Pat Carroll Founder/Executive Chairman at ValidSoft

@Mr Ketharman, the assumption that Proximity Correlation and GPS are the same is actually an incorrect one. Your lack of knowledge is however understandable since Proximity Correlation is a new capability and as the inventors of Proximity Correlation Logic®, this patent pending technology (that has been granted a European Privacy Seal) is fundamentally different. Your points, therefore, on “formidable hurdles in front of proximity correlation” are not applicable. I am intrigued nonetheless on your view that 2-way SMS alerts are a more reliable solution - more reliable than what, specifically? By the time an individual receives an SMS the transaction has more than likely already been declined, as SMS cannot be used in the real-time authorisation process. However, as you state that you use a different SIM when travelling abroad, I’m unclear as to how you would ever receive such an SMS from your issuing bank, as they would not keep a foreign PAYG number on their systems. The upshot would be you’d end up ringing them from abroad, at your own cost, as distinct to Proximity Correlation which costs the cardholder nothing. In terms of the false-positive rates quoted in the article, I think that we all agree that it’s relatively easy to stop fraud. Simply decline more transactions. The consequence of aggressive fraud prevention strategies is that the False Positive rate goes through the roof (we have observed rates as high as 98%). Whilst Proximity Correlation can of course address the fraud issue, the real benefit to us all is that Proximity Correlation addresses the serious False Positive issue also. And it’s future proofed. As mobile payments become an increasingly common form of payment, the convergence between the payment method and the device, with the right security checks in place, provides the ultimate framework for Proximity Correlation.

Ketharaman Swaminathan

Ketharaman Swaminathan Founder and CEO at GTM360 Marketing Solutions

@PatC:

In addition to clarifying that Proximity Correlation Logic® (PCL) is not based on GPS, it'd help have a more meaningful discussion if you did throw some light on what it is based on (SMS or USSD?), whether it needs data connectivity, and so on.

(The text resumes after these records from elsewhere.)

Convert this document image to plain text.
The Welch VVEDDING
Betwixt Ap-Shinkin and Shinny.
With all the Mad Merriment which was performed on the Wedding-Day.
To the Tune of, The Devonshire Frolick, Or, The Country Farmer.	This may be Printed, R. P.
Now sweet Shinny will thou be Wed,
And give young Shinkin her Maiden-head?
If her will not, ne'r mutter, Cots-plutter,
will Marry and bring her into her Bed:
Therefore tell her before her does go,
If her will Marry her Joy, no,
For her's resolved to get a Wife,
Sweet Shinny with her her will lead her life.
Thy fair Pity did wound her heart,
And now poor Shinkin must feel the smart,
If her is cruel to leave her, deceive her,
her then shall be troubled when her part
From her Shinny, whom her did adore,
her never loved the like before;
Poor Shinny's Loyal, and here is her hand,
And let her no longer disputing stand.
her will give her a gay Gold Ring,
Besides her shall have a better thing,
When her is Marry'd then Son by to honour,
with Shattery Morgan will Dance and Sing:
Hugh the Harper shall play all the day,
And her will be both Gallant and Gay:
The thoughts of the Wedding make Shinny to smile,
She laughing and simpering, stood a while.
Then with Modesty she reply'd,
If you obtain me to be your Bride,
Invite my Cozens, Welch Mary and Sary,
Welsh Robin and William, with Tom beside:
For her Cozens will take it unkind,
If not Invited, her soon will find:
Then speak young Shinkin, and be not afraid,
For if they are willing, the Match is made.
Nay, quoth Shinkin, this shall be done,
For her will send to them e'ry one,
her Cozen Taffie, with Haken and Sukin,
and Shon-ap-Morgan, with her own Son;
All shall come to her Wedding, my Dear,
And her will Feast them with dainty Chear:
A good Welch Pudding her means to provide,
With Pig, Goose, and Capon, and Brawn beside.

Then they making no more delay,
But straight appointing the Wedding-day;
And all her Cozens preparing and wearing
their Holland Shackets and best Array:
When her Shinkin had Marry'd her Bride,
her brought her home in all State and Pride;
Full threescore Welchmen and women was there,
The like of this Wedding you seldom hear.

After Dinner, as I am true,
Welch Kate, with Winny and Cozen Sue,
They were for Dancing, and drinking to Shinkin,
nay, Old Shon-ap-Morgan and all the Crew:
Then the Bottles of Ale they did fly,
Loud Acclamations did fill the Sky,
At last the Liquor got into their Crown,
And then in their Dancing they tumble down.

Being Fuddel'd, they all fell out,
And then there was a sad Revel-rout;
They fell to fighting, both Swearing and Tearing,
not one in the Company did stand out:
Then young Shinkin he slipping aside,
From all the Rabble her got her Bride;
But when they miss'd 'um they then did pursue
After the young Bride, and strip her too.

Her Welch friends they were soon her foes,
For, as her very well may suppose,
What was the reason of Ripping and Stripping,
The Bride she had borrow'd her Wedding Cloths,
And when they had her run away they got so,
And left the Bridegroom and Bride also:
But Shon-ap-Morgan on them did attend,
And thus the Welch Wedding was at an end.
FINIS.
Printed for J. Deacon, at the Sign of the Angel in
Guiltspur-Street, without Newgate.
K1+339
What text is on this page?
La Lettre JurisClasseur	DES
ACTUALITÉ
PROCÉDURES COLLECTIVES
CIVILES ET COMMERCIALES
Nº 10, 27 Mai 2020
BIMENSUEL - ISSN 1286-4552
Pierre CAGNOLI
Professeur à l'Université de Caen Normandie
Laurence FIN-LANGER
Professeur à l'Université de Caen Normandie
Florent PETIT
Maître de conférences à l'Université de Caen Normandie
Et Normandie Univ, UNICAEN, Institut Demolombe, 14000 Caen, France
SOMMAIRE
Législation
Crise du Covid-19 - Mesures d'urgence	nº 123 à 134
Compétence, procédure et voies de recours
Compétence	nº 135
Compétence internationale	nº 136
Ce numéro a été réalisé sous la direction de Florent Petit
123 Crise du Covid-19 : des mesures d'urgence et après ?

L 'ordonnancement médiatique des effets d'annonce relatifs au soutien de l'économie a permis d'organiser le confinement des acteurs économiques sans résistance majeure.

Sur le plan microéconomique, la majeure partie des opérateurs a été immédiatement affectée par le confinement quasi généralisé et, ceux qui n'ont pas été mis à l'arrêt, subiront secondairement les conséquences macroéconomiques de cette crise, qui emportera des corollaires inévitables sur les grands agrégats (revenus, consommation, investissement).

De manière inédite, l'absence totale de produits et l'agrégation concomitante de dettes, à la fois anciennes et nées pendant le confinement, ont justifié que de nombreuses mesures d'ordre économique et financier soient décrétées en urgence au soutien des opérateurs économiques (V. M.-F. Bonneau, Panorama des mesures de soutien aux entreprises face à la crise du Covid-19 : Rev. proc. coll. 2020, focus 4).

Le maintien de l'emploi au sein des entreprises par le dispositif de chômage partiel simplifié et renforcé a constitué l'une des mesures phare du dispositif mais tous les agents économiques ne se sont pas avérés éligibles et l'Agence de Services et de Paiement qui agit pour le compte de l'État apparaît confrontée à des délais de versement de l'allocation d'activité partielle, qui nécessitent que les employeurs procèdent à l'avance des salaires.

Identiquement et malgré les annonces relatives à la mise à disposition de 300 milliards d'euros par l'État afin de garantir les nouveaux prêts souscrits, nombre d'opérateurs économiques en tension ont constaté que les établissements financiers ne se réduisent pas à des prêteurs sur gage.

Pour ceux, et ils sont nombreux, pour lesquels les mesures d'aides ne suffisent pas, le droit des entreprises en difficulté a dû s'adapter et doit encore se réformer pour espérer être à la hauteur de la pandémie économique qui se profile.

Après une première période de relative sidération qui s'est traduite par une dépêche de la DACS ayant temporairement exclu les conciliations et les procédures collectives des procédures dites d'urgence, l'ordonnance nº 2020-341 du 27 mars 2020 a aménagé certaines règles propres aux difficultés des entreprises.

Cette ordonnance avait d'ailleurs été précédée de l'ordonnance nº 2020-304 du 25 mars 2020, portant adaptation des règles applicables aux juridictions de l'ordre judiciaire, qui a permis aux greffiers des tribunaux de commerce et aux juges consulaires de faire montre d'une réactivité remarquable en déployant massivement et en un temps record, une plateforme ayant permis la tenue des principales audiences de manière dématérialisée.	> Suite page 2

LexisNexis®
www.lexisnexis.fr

It'd also help have a more meaningful discussion if you specified the baseline condition under which you've observed 98% False Positives before the introduction of PCL. If it's "Decline 100% of overseas transactions", I must say that none of my credit card issuers follow such a practice. And no amount of technology will save a bank that adopts such a "throw the baby out with the bathwater" kind of practice. 

I presume that PCL needs the same SIM. In talking about 2-Way SMS Alert, I've assumed the same. So, the SMS message would indeed reach the cardholder and at no cost to her. 

Why should the transaction "already be declined" by the time the cardholder receives the SMS unless the baseline condition is to "Decline all overseas transactiions", which, as I said earlier, doesn't match my personal experience.